In the opening work , Haydn’s Piano Trio No. 43, there was perhaps some settling down. At times in live performance piano trios can create considerable problems of balance and here there were moments when the piano tended to over lay the two string instruments. However, the way in which from the beginning the latter so naturally leant into the phrases suggested real class. The opening movement of this joyous work had a great lift and bounce, the sudden change from the lyricism of the opening of the second movement into the dramatic  was memorable and the wit of the last movement was brilliantly effected. By this time it was as if the three had been playing together for years. Of all the great composers Haydn can be relied upon to deliver the feel good factor and that is exactly what was communicated here.

And then came Dvorak’s Dumky Piano Trio which for me has special memories. Decades ago there was a very moving serial on TV which charted the lives and deaths of a Jewish family during the Nazi period and in which the pervading accompanying music was a cello tune of infinite sadness. At the time I thought it to be music of Jewish origin.

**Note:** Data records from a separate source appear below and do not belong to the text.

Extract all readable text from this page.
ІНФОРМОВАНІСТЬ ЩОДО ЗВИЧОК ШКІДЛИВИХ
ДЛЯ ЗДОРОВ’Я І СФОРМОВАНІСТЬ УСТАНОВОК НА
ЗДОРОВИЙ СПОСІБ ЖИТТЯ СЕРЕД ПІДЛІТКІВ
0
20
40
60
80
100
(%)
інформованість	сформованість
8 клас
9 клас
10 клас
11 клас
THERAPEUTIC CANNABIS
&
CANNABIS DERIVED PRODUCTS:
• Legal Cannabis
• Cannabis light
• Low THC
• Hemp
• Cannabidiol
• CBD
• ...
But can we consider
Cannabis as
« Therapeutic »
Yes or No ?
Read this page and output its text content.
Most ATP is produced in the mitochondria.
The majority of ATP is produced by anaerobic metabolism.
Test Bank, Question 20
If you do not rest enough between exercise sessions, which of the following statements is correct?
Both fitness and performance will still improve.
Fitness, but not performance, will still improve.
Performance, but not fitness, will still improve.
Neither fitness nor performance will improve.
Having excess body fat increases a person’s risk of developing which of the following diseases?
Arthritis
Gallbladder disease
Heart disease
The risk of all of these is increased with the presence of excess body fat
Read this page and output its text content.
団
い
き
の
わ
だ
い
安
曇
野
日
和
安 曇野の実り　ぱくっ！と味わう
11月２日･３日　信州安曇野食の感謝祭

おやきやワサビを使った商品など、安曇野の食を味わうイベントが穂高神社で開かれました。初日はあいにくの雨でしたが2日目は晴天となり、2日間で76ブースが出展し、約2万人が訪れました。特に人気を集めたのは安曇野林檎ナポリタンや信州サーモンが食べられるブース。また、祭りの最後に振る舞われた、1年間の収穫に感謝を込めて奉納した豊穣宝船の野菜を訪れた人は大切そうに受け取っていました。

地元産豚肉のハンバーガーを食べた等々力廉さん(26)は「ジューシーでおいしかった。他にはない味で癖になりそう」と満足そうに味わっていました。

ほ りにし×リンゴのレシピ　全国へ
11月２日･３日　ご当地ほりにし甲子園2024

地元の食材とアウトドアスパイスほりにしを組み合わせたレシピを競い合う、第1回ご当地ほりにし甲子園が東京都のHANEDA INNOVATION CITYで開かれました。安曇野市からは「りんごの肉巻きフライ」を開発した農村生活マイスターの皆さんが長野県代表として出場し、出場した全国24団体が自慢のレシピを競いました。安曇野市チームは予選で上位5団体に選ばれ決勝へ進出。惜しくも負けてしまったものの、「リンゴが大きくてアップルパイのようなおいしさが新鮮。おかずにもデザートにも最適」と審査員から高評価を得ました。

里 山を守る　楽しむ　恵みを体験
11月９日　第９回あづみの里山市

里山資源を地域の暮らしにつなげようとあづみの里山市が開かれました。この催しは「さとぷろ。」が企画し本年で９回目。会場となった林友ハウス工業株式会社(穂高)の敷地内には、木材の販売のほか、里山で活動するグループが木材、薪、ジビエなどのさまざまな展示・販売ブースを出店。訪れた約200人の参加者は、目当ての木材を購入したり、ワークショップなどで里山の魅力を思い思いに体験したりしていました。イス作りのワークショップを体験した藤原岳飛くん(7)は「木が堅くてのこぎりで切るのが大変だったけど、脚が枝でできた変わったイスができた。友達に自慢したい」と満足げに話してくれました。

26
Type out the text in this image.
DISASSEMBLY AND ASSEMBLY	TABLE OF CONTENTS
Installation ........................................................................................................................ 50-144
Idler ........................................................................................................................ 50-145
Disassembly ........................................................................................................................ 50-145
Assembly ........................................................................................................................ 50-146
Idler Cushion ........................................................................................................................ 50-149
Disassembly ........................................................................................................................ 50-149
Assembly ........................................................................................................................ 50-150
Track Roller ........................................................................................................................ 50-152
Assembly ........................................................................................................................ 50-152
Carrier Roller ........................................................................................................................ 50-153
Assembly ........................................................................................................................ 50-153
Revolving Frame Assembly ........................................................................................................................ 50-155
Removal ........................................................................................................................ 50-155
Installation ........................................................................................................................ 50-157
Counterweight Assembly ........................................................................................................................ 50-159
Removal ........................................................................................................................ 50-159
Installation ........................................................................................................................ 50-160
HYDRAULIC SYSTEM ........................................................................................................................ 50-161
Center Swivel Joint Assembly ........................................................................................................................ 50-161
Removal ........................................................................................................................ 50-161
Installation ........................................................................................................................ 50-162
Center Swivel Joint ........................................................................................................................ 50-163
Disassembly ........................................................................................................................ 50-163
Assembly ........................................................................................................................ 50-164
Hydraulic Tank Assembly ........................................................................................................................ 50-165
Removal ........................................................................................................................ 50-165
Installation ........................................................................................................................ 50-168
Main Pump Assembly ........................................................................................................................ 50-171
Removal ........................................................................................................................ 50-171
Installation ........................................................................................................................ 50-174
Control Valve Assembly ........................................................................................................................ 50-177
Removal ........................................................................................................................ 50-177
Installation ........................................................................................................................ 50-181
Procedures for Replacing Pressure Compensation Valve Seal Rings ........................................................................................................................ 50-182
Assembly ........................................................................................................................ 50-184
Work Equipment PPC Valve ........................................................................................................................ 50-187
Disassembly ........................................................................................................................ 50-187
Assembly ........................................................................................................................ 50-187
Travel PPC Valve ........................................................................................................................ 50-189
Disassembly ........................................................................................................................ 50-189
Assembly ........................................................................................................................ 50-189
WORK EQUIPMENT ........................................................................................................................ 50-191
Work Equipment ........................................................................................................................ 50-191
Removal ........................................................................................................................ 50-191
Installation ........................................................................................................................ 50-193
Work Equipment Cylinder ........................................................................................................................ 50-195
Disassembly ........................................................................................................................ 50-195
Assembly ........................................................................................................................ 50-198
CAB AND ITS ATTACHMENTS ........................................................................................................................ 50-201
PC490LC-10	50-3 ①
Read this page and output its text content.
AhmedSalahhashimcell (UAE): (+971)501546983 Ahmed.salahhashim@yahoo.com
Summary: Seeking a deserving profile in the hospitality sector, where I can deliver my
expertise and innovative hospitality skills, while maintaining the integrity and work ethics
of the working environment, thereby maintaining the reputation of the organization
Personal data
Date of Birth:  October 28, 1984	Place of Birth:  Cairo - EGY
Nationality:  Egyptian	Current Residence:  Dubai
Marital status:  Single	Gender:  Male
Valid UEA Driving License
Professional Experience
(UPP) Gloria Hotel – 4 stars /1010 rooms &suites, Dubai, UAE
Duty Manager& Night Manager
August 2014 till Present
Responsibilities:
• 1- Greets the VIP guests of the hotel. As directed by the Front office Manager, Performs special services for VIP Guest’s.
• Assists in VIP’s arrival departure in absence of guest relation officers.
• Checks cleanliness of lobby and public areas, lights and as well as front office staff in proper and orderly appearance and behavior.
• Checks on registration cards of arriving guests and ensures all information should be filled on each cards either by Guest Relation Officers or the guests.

Then, sometime later I heard this Trio for the first time and in the fourth movement immediately recognised where the tune came from. Of course, by that time the associations already formed were not to be dismissed from the mind and perhaps they shouldn’t be. The fact that the dumka is of Ukrainian origin possibly makes little difference. The choice of this music for the subject matter of the serial could be argued to be absolutely apt. Is it fanciful to feel in the work at times a sense of an Eastern European culture and its music soon to be lost? After all throughout Europe at this time there was an urgent recording of folk music for posterity before it disappeared for ever. In this work it is made all the more poignant by the way, together with many moments of elegiac sadness,  the joy and the vitality of that culture is so vividly communicated as well.

The work is also something of a riposte to the assumption that an episodic structure in music is inferior to that which displays symphonic argument. This performance made clear that the range of feeling, the subtlety of so much of the music in its colouring and in its dramatic contrasts, together with the sheer magic of this composer’s melodic gifts , all serve to keep the work constantly afloat and stamp it as one the greatest  in the chamber music repertoire. Indeed, during the performance I effectively gave up scribbling because I found myself literally overwhelmed by the felicities that I was noticing on the way. In the second movement, for instance, the cello melody of infinite poignancy was played to aching effect, the piano playing created at times a crystalline silver bell- like quality in the treble, the violin danced its way wonderfully through the polka section before all three combined to create a sound world of breathtaking beauty as the quiet of the opening returned. To this listener the exquisiteness of the sound produced almost stopped time in its tracks for an instance. After that I very wisely stuffed my pen into my pocket and surrendered utterly to the music. Words in this instance could simply not do justice to either the music or the playing, so why try, I thought.